El hombre iba moldeando su tono de voz como si su garganta, con las palabras, fuera refinándose.
— ¿Sabes lo que te digo? -dijo uno de los jóvenes- Que estas "zumbao" y que estamos perdiendo el tiempo con un viejo "chalao" y, encima, se nos va a hacer de noche. Vámonos, tíos.
— No es locura, es mi última esperanza -añadió el hombre para darles la espalda y seguir con su vigilancia.
— Que te aten, abuelo.
Dos de los jóvenes comenzaron a bajar la escalinata semiderruida y el otro, después de apurar las últimas gotas de ginebra, lanzó la botella contra el hombre con marcado desdén.

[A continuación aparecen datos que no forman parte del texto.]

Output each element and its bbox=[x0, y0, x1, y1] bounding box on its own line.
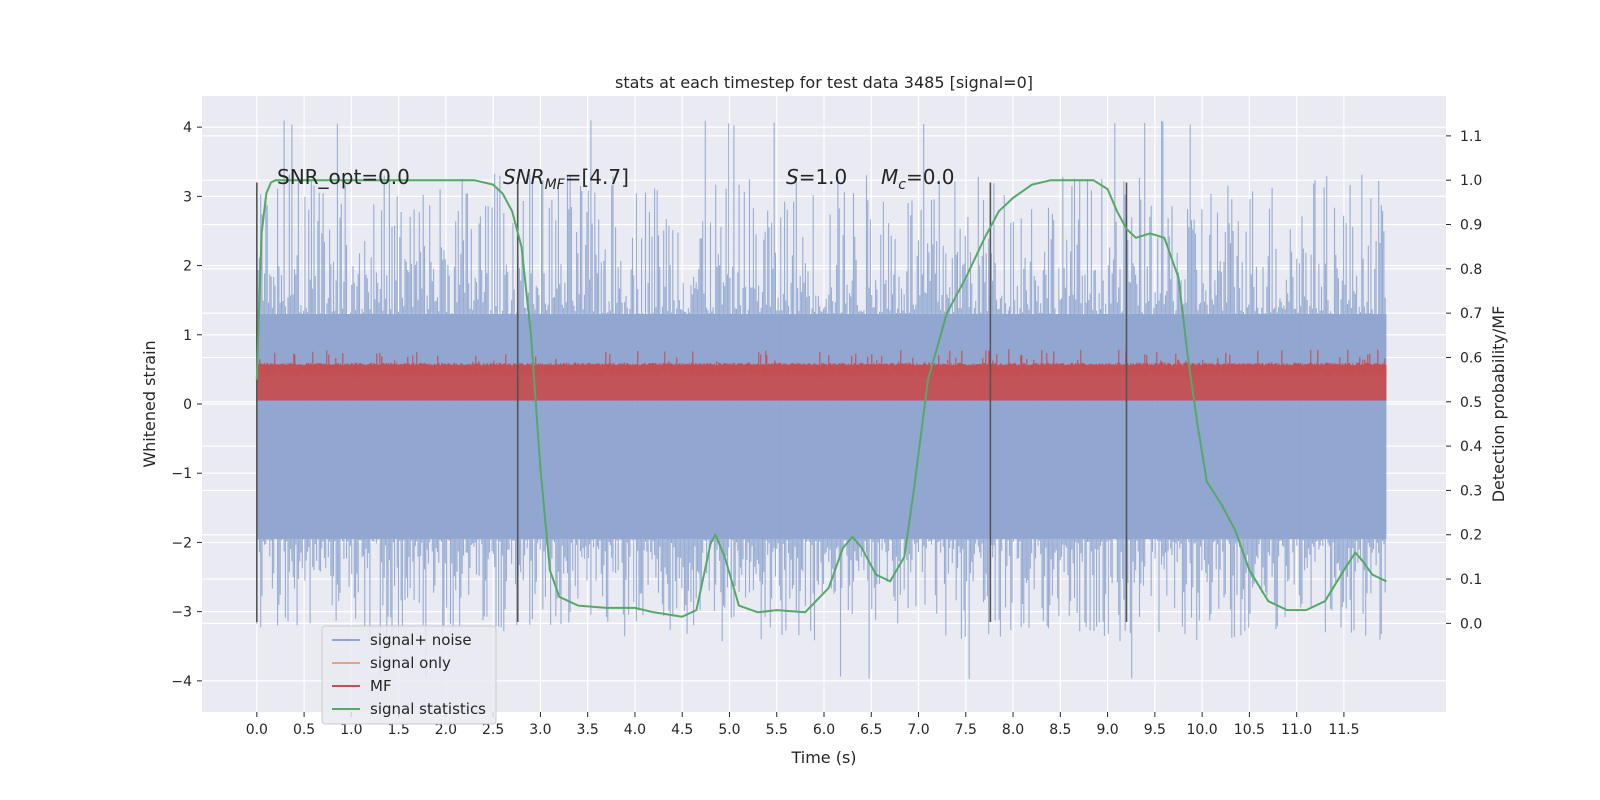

— !Viejo loco ocioso!- dijo yéndose.
La botella golpeó al hombre en un costado de la cabeza, le hizo trastabillar a la vez que decía algo inaudible como una especie de quejido con pretensión de frase. Intentó apoyarse en la almena pero sintió un desfallecimiento que le hizo precipitarse al vacío y caer a plomo dejando el eco seco de una rotura fatal. Quedó tendido de bruces entre unos matorrales muy crecidos. Su gorra azul, volando más lenta en su caída, se insertó con la visera entre dos piedras erosionadas.
El todoterreno rugió su motor al arrancar y se perdió velozmente dejando su estela de polvo. Se escucharon brevemente las voces de los jóvenes cantado una melodía popular.